Look for ‘Touching’ Assistance
Scenario #5: Mr. Anderson pushes up from the bed to get himself from a lying to a seated position. The CNA provides steadying (touching) assistance as he scoots himself to the edge of the bed and lowers his feet onto the floor.
How to code: Code GG0170C — Lying to sitting on side of bed as 04 — Supervision or touching assistance, because the helper provided touching assistance as the resident moved from a lying to a sitting position.
Separate Out This Series of Activities
Scenario #6: Mrs. Price is unable to bear any weight on her right leg due to a recent fracture. The CNA provides steadying assistance when transferring Mrs.
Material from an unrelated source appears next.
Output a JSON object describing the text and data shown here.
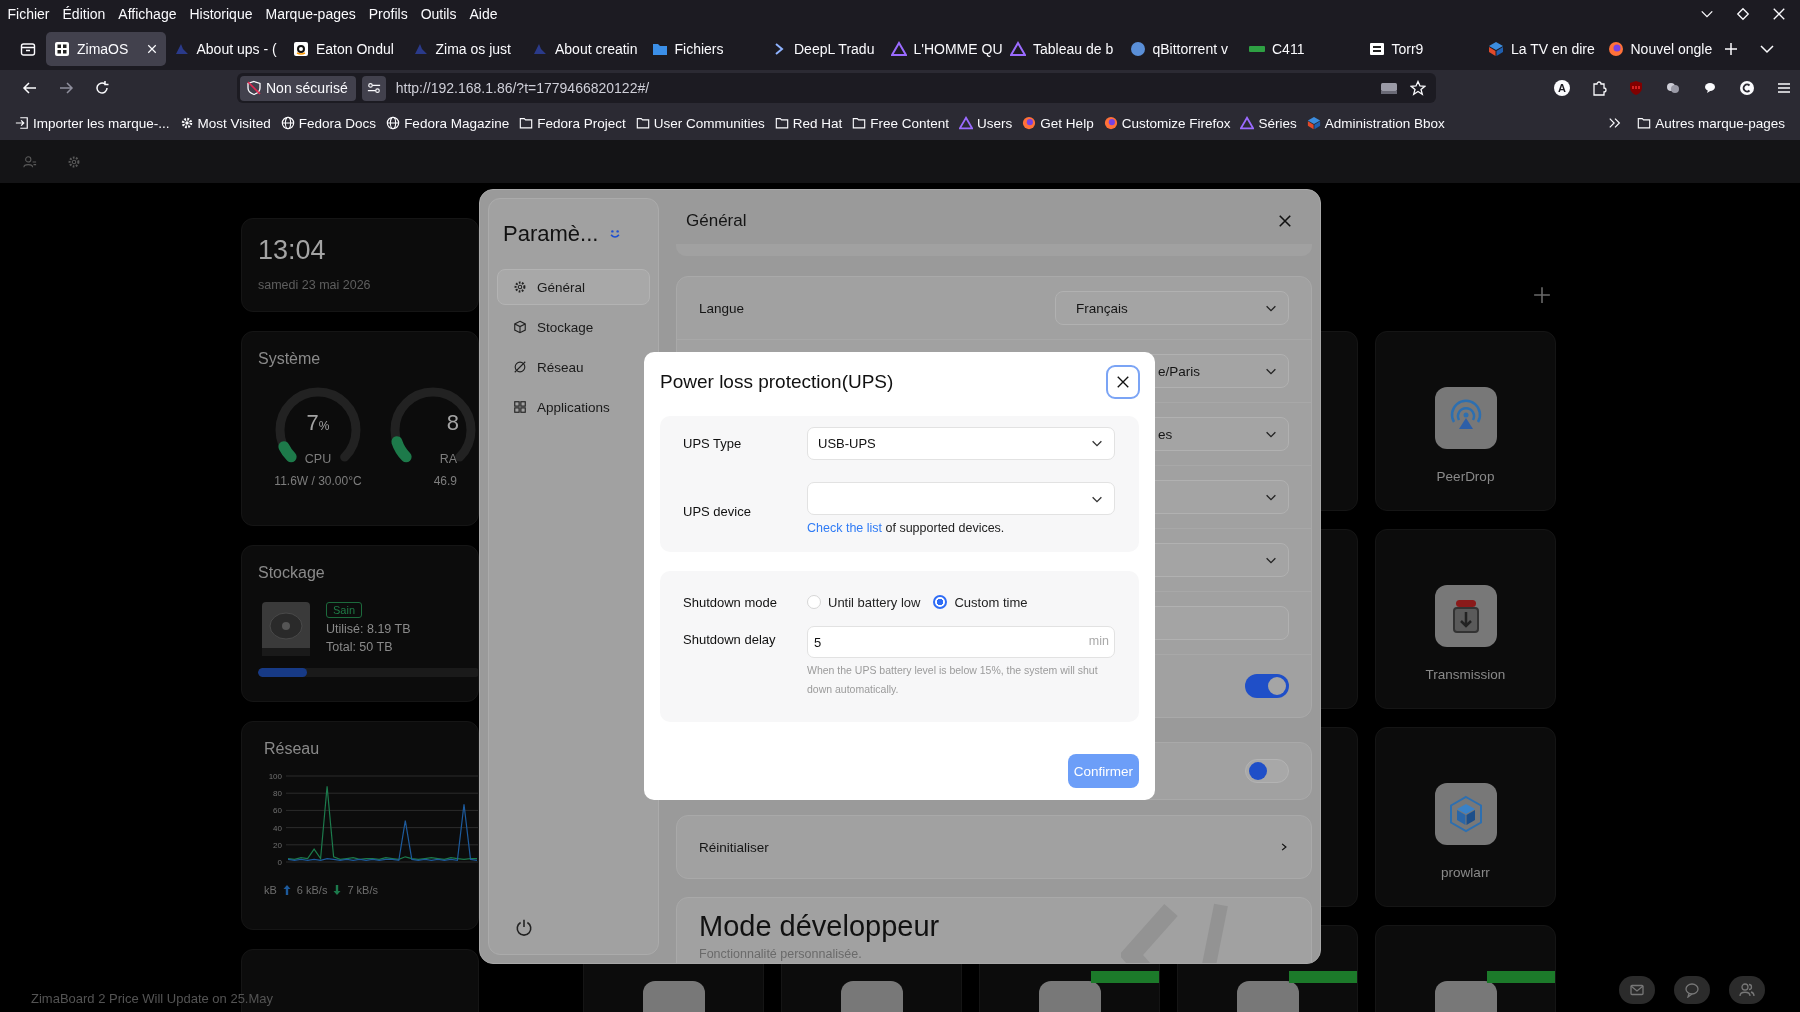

Price from the bed into the wheelchair. Once in the wheelchair, Mrs. Price propels herself about 60 feet down the hall using her left leg and makes two turns without any physical assistance or supervision.
How to code: Code GG0170R — Wheel 50 feet with two turns as 06 — Independent, because the resident wheeled herself more than 50 feet. Although the CNA provided assistance with the transfer, you wouldn’t consider this when scoring GG0170R, but instead you would consider it when scoring bed-to-chair transfers in item GG0170E — Chair/bed-to-chair transfer.
Understand When to Code 88
Scenario #7: Mr. Barnes has complete tetraplegia and is currently unable to stand when getting out of bed. He transfers from his bed into a wheelchair with assistance. The activity of sit-to-stand is not attempted due to his medical condition.
How to code: Code GG0170D — Sit to stand as 88 — Not attempted due to medical condition or safety concern, because the resident didn’t attempt the activity due to his diagnosis of complete tetraplegia.
Similarly, if a resident is on bedrest due to a medical complication, for instance, and she uses a bedpan for bladder and bowel management, you would code GG0170F — Toilet transfer as 88. This resident doesn’t transfer onto or off a toilet due to being on bedrest.
Another example of when to code 88 is for a resident who is unable to eat by mouth due to a medical condition. If the resident receives all nutrition through a gastrostomy tube (G-tube), which is administered by nurses, you would code GG0130A as 88. Assistance with G-tube feedings isn’t considered when coding this item.